The bolded is incorrect. In my experience alignment has very powerful meaning and within any one individuals mind they have a clear idea of things that encapsulate good and evil, and order (law) vs chaos.

I should have added the word "mechanically." 95% of the time, alignment doesn't mean anything mechanically. I'm such a rules-robot that I neglected to frame that statement properly. I agree that people have super strong opinions about it, that just doesn't change the actual impact on the rules. I also forgot to call out spellcasters restricted by their deity's follower alignments, so it could easily be more like 80-90% of the time.

Claxon wrote:
Also, you seem to be veering into personal attacks for which you have no basis. Perhaps attack isn't the correct word, but you're definitely making assumptions.
If anything came across as an attack, I'm sorry for making you feel that way. I certainly didn't intend anything in there as an attack. The point of calling out the few places where alignment matters mechanically was to encourage you to feel comfortable handling it however worked best since you likely won't break the game doing so. Calling it a nonsense problem messed up the tone, so sorry about that. It certainly can be a real problem, but in my view it's the same kind of problem as when you have a player that's just a jerk and doesn't want to cooperate because "it's what my character would do." Like, it's not the alignment that's why the player is justifying their actions. It's that the player is a jerk or socially inept and doesn't care or understand if everyone else is having a good time. I probably got too aggressive in how I wrote it there because I was really thinking about the analogy you chose, since it's tangential to the issue of player actions. Candidly, I found that analogy really distasteful. Again, I'm sorry for responding to that in a...
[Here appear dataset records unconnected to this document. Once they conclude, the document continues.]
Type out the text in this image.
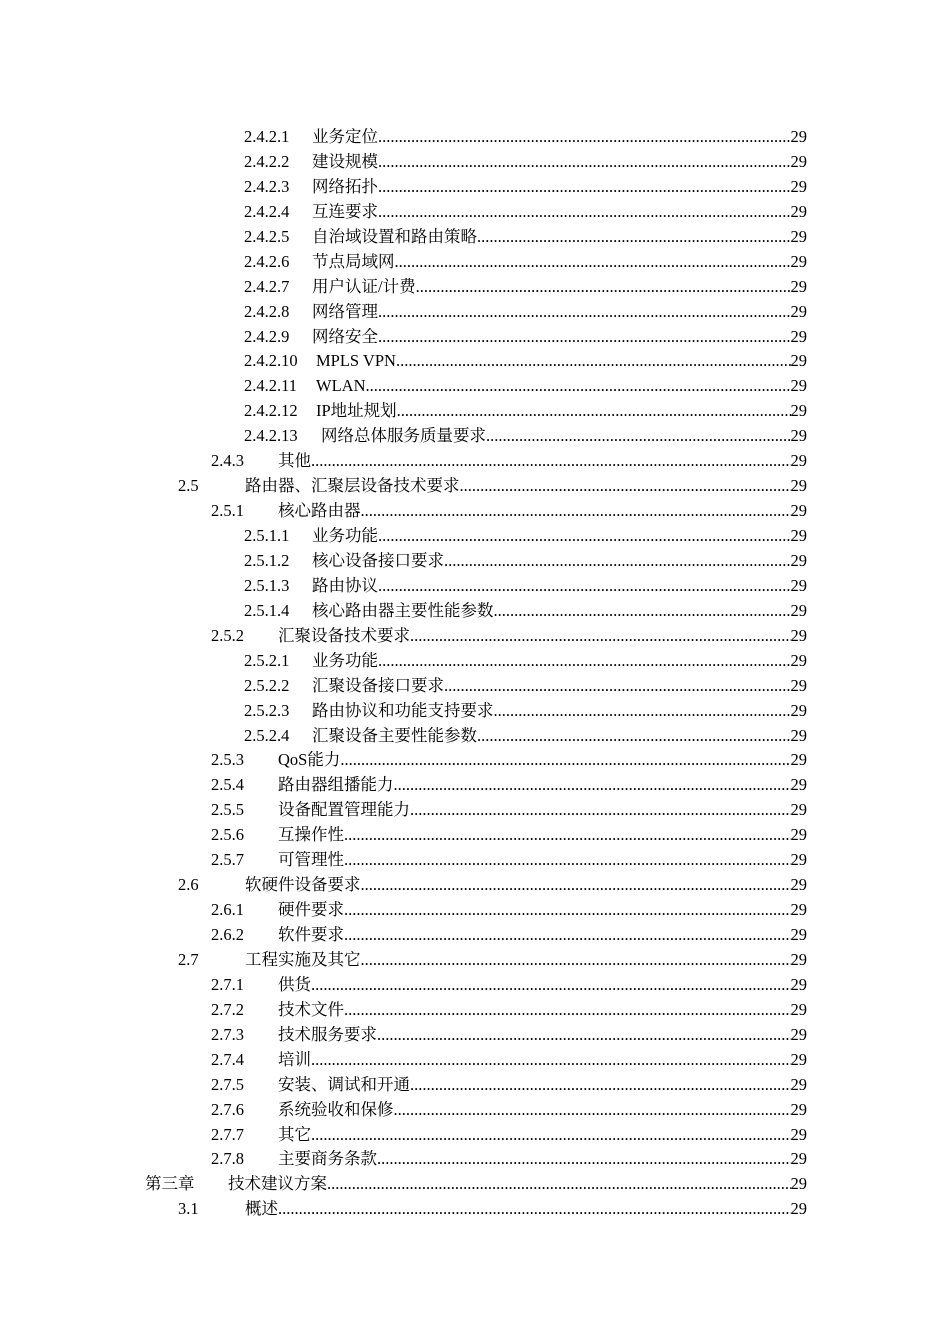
2.4.2.1	业务定位 .....	29
2.4.2.2	建设规模 .....	29
2.4.2.3	网络拓扑 .....	29
2.4.2.4	互连要求 .....	29
2.4.2.5	自治域设置和路由策略 .....	29
2.4.2.6	节点局域网 .....	29
2.4.2.7	用户认证/计费 .....	29
2.4.2.8	网络管理 .....	29
2.4.2.9	网络安全 .....	29
2.4.2.10	MPLS VPN .....	29
2.4.2.11	WLAN .....	29
2.4.2.12	IP地址规划 .....	29
2.4.2.13	网络总体服务质量要求 .....	29
2.4.3	其他 .....	29
2.5	路由器、汇聚层设备技术要求 .....	29
2.5.1	核心路由器 .....	29
2.5.1.1	业务功能 .....	29
2.5.1.2	核心设备接口要求 .....	29
2.5.1.3	路由协议 .....	29
2.5.1.4	核心路由器主要性能参数 .....	29
2.5.2	汇聚设备技术要求 .....	29
2.5.2.1	业务功能 .....	29
2.5.2.2	汇聚设备接口要求 .....	29
2.5.2.3	路由协议和功能支持要求 .....	29
2.5.2.4	汇聚设备主要性能参数 .....	29
2.5.3	QoS能力 .....	29
2.5.4	路由器组播能力 .....	29
2.5.5	设备配置管理能力 .....	29
2.5.6	互操作性 .....	29
2.5.7	可管理性 .....	29
2.6	软硬件设备要求 .....	29
2.6.1	硬件要求 .....	29
2.6.2	软件要求 .....	29
2.7	工程实施及其它 .....	29
2.7.1	供货 .....	29
2.7.2	技术文件 .....	29
2.7.3	技术服务要求 .....	29
2.7.4	培训 .....	29
2.7.5	安装、调试和开通 .....	29
2.7.6	系统验收和保修 .....	29
2.7.7	其它 .....	29
2.7.8	主要商务条款 .....	29
第三章	技术建议方案 .....	29
3.1	概述 .....	29
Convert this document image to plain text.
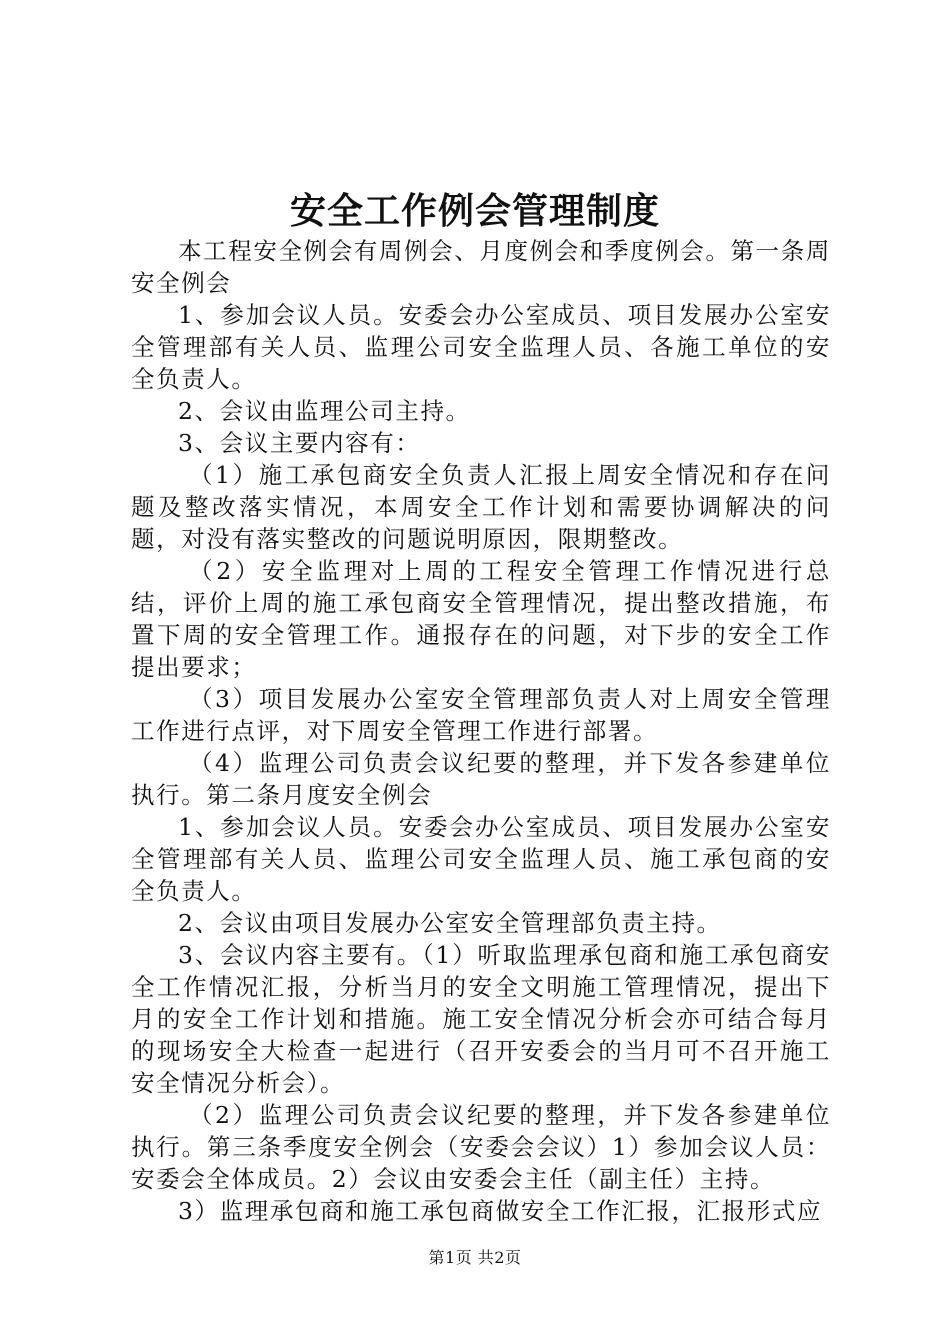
安全工作例会管理制度

本工程安全例会有周例会、月度例会和季度例会。第一条周安全例会

1、参加会议人员。安委会办公室成员、项目发展办公室安全管理部有关人员、监理公司安全监理人员、各施工单位的安全负责人。

2、会议由监理公司主持。

3、会议主要内容有：

（1）施工承包商安全负责人汇报上周安全情况和存在问题及整改落实情况，本周安全工作计划和需要协调解决的问题，对没有落实整改的问题说明原因，限期整改。

（2）安全监理对上周的工程安全管理工作情况进行总结，评价上周的施工承包商安全管理情况，提出整改措施，布置下周的安全管理工作。通报存在的问题，对下步的安全工作提出要求；

（3）项目发展办公室安全管理部负责人对上周安全管理工作进行点评，对下周安全管理工作进行部署。

（4）监理公司负责会议纪要的整理，并下发各参建单位执行。第二条月度安全例会

1、参加会议人员。安委会办公室成员、项目发展办公室安全管理部有关人员、监理公司安全监理人员、施工承包商的安全负责人。

2、会议由项目发展办公室安全管理部负责主持。

3、会议内容主要有。（1）听取监理承包商和施工承包商安全工作情况汇报，分析当月的安全文明施工管理情况，提出下月的安全工作计划和措施。施工安全情况分析会亦可结合每月的现场安全大检查一起进行（召开安委会的当月可不召开施工安全情况分析会）。

（2）监理公司负责会议纪要的整理，并下发各参建单位执行。第三条季度安全例会（安委会会议）1）参加会议人员：安委会全体成员。2）会议由安委会主任（副主任）主持。

3）监理承包商和施工承包商做安全工作汇报，汇报形式应

第1页 共2页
It's okay, it's very easy to make a statement that sounds one way in your mind and read another way by others. Attack wasn't really the right word, but it did kind of feel like you were making assumptions, but not it comes across as you were making suggestions on how to handle things. Sorry for the misunderstanding.
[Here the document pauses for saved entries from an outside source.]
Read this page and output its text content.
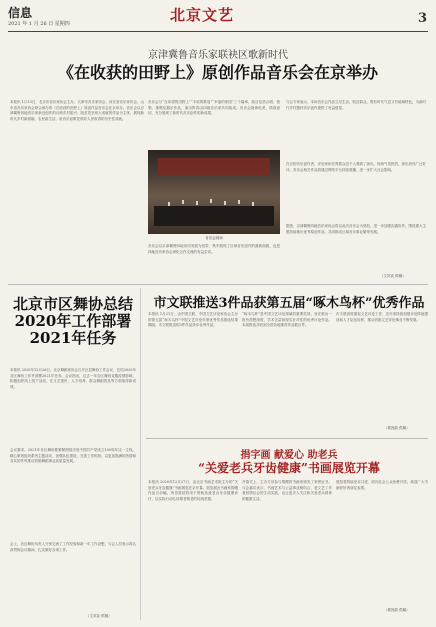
信息
2021 年 1 月 26 日 星期四	北京文艺	3
京津冀鲁音乐家联袂区歌新时代
《在收获的田野上》原创作品音乐会在京举办
本报讯 1月13日，北京市音乐家协会主办、天津市音乐家协会、河北省音乐家协会、山东省音乐家协会联合承办的《在收获的田野上》原创作品音乐会在京举办。音乐会以京津冀鲁四地音乐家新近创作的反映乡村振兴、脱贫攻坚伟大成就的作品为主体，展现新时代乡村新面貌、农民新生活，用音乐讴歌党领导人民取得的历史性成就。
音乐会分“在希望的田野上”“丰收的歌谣”“幸福的家园”三个篇章，曲目包括合唱、独唱、重唱及器乐作品，演出阵容由四地音乐家共同组成。音乐会旋律优美，情真意切，充分展现了新时代音乐创作的新成果。
音乐会现场
音乐会以京津冀鲁四地协同发展为纽带，集中展现了区域音乐创作的最新面貌，也是四地音乐家协会深化合作交流的有益尝试。
与会专家表示，本场音乐会作品立足生活、贴近群众，既有时代气息又有地域特色，为新时代乡村题材音乐创作提供了有益借鉴。
在京的音乐创作者、评论家和各界群众近千人观看了演出。现场气氛热烈，演出获得广泛好评。音乐会相关作品将通过网络平台持续展播，进一步扩大社会影响。
据悉，京津冀鲁四地音乐家协会将以此次音乐会为契机，进一步加强沟通协作，围绕重大主题持续推出优秀原创作品，共同推动区域音乐事业繁荣发展。
（文宾宣 供稿）
北京市区舞协总结2020年工作部署2021年任务
本报讯 2020年12月26日，北京舞蹈家协会召开区县舞协工作会议，总结2020年各区舞协工作并部署2021年任务。会议指出，过去一年各区舞协克服疫情影响，积极组织线上线下活动，在文艺惠民、人才培养、群众舞蹈普及等方面取得新成绩。
会议要求，2021年各区舞协要紧紧围绕庆祝中国共产党成立100周年这一主线，精心策划组织系列主题活动，加强队伍建设，完善工作机制，以更加饱满的热情和务实的作风推动首都舞蹈事业高质量发展。
会上，各区舞协负责人分别交流了工作经验和新一年工作设想，与会人员表示将认真贯彻会议精神，扎实做好各项工作。
（文宾宣 供稿）
市文联推送3件品获第五届“啄木鸟杯”优秀作品
本报讯 1月21日，由中国文联、中国文艺评论家协会主办的第五届“啄木鸟杯”中国文艺评论年度优秀作品推选结果揭晓。市文联推送的3件作品获评优秀作品。
“啄木鸟杯”是中国文艺评论领域的重要奖项，旨在推出一批有思想深度、学术含量和现实针对性的优秀评论作品。本届推选共收到全国各地推荐作品数百件。
市文联高度重视文艺评论工作，近年来持续加强评论阵地建设和人才队伍培养，推动首都文艺评论事业不断发展。
（郭祝政 供稿）
捐字画 献爱心 助老兵
“关爱老兵牙齿健康”书画展览开幕
本报讯 2020年12月27日，由北京书画艺术院主办的“关爱老兵牙齿健康”书画展览在京开幕。展览展出书画家捐赠作品百余幅，所得善款将用于资助抗战老兵牙齿健康诊疗，以实际行动弘扬尊老敬老的传统美德。
开幕式上，主办方向参与捐赠的书画家颁发了荣誉证书。与会嘉宾表示，书画艺术与公益事业相结合，是文艺工作者回馈社会的生动实践，也让更多人关注和关爱老兵群体的健康生活。
展览将持续至本月底，面向社会公众免费开放，欢迎广大书画爱好者前往参观。
（郭祝政 供稿）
As to my post 2 ago, my statement wasn't an analogy to player actions, it was literally a statement about human beings and how under differing conditions people can find many ways to justify even the most atrocious actions, so that they don't feel like they're evil. "I was just following orders" is an open route to evil. I bring it up because I've had a player try to justify murdering NPCs that they were suspicious of without any evidence. And their logic was "if we get the wrong person we can always resurrect them". The same player also suggested wiping out entire villages trying to eliminate a problem and reasoned that killing everyone and then resurrect them later after they figured out who the real culprit was, was the better thing to do.

As to why moral relativism is bad for a TTRPG...well because everyone needs to be on the same page. Otherwise players will not have a coherent idea about what kinds of behavior they can be expected to avoid or carry out (if they care about maintaining a specific alignment).